Se sintió incómoda. En la isla solo la autoridad hacía ese tipo de preguntas.

—Soy la cubana que saca a pasear la perrita del ataché.

Le explicó que había trabajado en un hotel internacional, pero prefirió no abundar en detalles. Desde la detención de su padre debía evitar el contacto con extranjeros. Se lo había dicho el tipo de la seguridad que la atendía a ella y a su madre: «Si desean visitar un día al presidiario Lazo, no hablen con nadie del juicio, menos con extranjeros porque todos son de la CIA.» En verdad lo indicado hubiera sido cortar con el ataché e ignorar al italiano, pero con su padre preso, y ella y su madre desempleadas, todo comenzaba a darle lo mismo, tal vez lo único que valía la pena era dejar la isla en balsa o casándose con un extranjero. Estaba dispuesta incluso a casarse con el ataché, aunque fuese solo un arreglo entre una mujer madura y un hombre al que le atraían otros hombres. Con tal de salir de la isla, ella era capaz hasta de ayudarlo a conseguir amantes.

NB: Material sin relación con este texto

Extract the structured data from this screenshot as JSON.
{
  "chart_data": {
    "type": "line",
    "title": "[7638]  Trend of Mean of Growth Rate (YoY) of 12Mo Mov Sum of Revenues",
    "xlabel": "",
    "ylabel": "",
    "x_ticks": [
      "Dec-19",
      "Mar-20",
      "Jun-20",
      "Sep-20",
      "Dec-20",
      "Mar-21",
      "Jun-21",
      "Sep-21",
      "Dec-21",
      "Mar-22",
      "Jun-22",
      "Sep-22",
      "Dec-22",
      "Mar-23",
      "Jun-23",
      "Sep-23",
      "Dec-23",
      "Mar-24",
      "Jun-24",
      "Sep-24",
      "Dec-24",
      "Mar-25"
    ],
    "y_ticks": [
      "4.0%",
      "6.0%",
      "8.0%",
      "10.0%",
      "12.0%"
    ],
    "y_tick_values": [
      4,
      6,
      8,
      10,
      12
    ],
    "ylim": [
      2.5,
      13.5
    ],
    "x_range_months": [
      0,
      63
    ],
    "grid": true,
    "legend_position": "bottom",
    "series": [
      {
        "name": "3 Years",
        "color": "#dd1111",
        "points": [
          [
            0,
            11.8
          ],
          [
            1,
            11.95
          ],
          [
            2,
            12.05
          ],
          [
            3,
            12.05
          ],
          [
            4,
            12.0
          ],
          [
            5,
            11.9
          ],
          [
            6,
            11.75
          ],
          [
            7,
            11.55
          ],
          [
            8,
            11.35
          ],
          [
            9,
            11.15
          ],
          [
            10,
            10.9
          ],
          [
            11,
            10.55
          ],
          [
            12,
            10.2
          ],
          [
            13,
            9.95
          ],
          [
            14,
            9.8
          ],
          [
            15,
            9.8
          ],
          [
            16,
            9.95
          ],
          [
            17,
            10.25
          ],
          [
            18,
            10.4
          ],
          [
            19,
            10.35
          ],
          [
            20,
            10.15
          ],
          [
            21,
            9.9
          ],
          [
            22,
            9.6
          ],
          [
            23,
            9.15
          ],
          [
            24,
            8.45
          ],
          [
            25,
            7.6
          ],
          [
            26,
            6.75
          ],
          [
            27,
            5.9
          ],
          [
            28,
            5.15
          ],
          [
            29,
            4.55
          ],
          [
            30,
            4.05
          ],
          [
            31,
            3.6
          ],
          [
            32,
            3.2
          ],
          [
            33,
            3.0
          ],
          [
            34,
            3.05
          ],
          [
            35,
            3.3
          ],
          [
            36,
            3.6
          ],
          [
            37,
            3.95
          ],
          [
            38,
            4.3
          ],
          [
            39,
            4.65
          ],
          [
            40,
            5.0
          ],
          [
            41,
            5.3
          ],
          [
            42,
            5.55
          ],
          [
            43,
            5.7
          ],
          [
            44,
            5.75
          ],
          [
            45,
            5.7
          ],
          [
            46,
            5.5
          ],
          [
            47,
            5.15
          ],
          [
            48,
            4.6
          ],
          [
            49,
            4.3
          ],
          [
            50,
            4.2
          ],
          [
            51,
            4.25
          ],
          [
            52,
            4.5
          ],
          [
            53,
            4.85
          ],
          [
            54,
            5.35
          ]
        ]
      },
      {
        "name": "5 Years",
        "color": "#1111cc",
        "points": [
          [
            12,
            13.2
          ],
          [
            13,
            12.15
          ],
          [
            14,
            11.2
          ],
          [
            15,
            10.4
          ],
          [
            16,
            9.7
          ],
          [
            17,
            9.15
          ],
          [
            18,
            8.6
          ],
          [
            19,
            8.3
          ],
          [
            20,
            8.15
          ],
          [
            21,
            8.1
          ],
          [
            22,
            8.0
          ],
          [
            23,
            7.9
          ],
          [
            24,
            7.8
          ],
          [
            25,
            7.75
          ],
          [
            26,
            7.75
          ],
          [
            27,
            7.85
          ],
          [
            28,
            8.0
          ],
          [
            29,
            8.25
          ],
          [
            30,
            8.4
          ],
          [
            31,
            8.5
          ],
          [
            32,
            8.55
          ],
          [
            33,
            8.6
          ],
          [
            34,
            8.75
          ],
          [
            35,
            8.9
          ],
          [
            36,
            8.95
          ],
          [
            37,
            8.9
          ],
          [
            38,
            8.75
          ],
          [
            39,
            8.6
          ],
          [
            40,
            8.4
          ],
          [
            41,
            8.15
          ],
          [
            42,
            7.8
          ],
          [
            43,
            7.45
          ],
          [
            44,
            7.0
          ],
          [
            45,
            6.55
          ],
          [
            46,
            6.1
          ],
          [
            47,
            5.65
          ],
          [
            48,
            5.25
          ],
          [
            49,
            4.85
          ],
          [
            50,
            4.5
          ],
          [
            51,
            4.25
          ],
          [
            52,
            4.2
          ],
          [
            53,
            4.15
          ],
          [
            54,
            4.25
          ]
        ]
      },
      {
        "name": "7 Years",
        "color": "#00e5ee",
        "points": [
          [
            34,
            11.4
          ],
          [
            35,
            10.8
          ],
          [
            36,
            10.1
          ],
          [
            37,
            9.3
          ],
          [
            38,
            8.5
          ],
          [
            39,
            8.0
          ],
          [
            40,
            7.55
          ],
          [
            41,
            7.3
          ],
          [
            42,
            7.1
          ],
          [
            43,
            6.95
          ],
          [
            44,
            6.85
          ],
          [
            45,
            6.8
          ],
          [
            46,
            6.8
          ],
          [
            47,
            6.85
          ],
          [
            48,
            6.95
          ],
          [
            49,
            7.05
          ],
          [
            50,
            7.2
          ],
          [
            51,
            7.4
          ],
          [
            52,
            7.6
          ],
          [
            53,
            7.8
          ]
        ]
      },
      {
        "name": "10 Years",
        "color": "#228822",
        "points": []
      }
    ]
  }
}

—Cuidado con la perrita —le advirtió Joao. Marilyn husmeaba en el borde de la vereda.

—Si atropellan a esta perrita, mejor me mato.

—A ese ritmo el ataché va a andar de luto y tú te quedarás sin trabajo. ¿Saldrías a cenar hoy conmigo?

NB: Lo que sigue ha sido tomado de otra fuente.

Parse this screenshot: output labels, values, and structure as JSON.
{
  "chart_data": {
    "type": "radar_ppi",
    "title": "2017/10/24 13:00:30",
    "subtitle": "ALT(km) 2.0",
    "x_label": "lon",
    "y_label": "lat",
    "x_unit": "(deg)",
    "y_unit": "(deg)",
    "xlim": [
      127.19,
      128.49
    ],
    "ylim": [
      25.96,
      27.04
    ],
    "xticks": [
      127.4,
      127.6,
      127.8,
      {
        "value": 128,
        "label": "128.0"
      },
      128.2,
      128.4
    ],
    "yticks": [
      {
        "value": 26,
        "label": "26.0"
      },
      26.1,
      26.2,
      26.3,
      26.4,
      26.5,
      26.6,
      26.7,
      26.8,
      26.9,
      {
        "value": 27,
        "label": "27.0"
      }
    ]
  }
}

Sabía que si aceptaba la invitación, terminaría acostándose con él. Le ocurría siempre con todos los extranjeros que conocía. Llegaba rápido a sus camas porque imaginaba que aquello era el inicio de un amor eterno. En verdad, a su edad estaba llena de amores eternos que solo duraban una noche. Pero esta vez las cosas serían diferentes; además, ya no le cabía duda de que el romance con Carlos hacía agua. Jamás se casarían, jamás podrían tener una vivienda e hijos como Dios manda, lo más probable era que en cualquier momento Carlos perdiese su paladar y los ahorros y quedara en la calle, si es que no lo acusaban de avituallarse en el mercado negro y lo encarcelaban. No, el amor con Carlos y la prisión de su padre la llenaban de amargura y la afeaban, la convencían de que en la isla carecía de futuro. No quería vivir más allí, deseaba un país donde las cosas fuesen simples y una pudiera hacer lo que quisiese y su destino y el de su marido y de sus hijos no dependiese más que de ellos.

—Está bien —repuso esperanzada—. Pásame a buscar al departamento del ataché a las siete y nos vamos a cenar por ahí.

Joao arribó puntual, pero no fueron a cenar a parte alguna. Abrieron unas botellas de Havana Club, la vaciaron bailando al ritmo de la música. Luego sus cuerpos desnudos, multiplicados al infinito por los espejos de las paredes y el cielo, se plegaron con frenesí en la cama del ataché. Lety Lazo intuyó una vez más que, ahora sí, había encontrado el amor de su vida.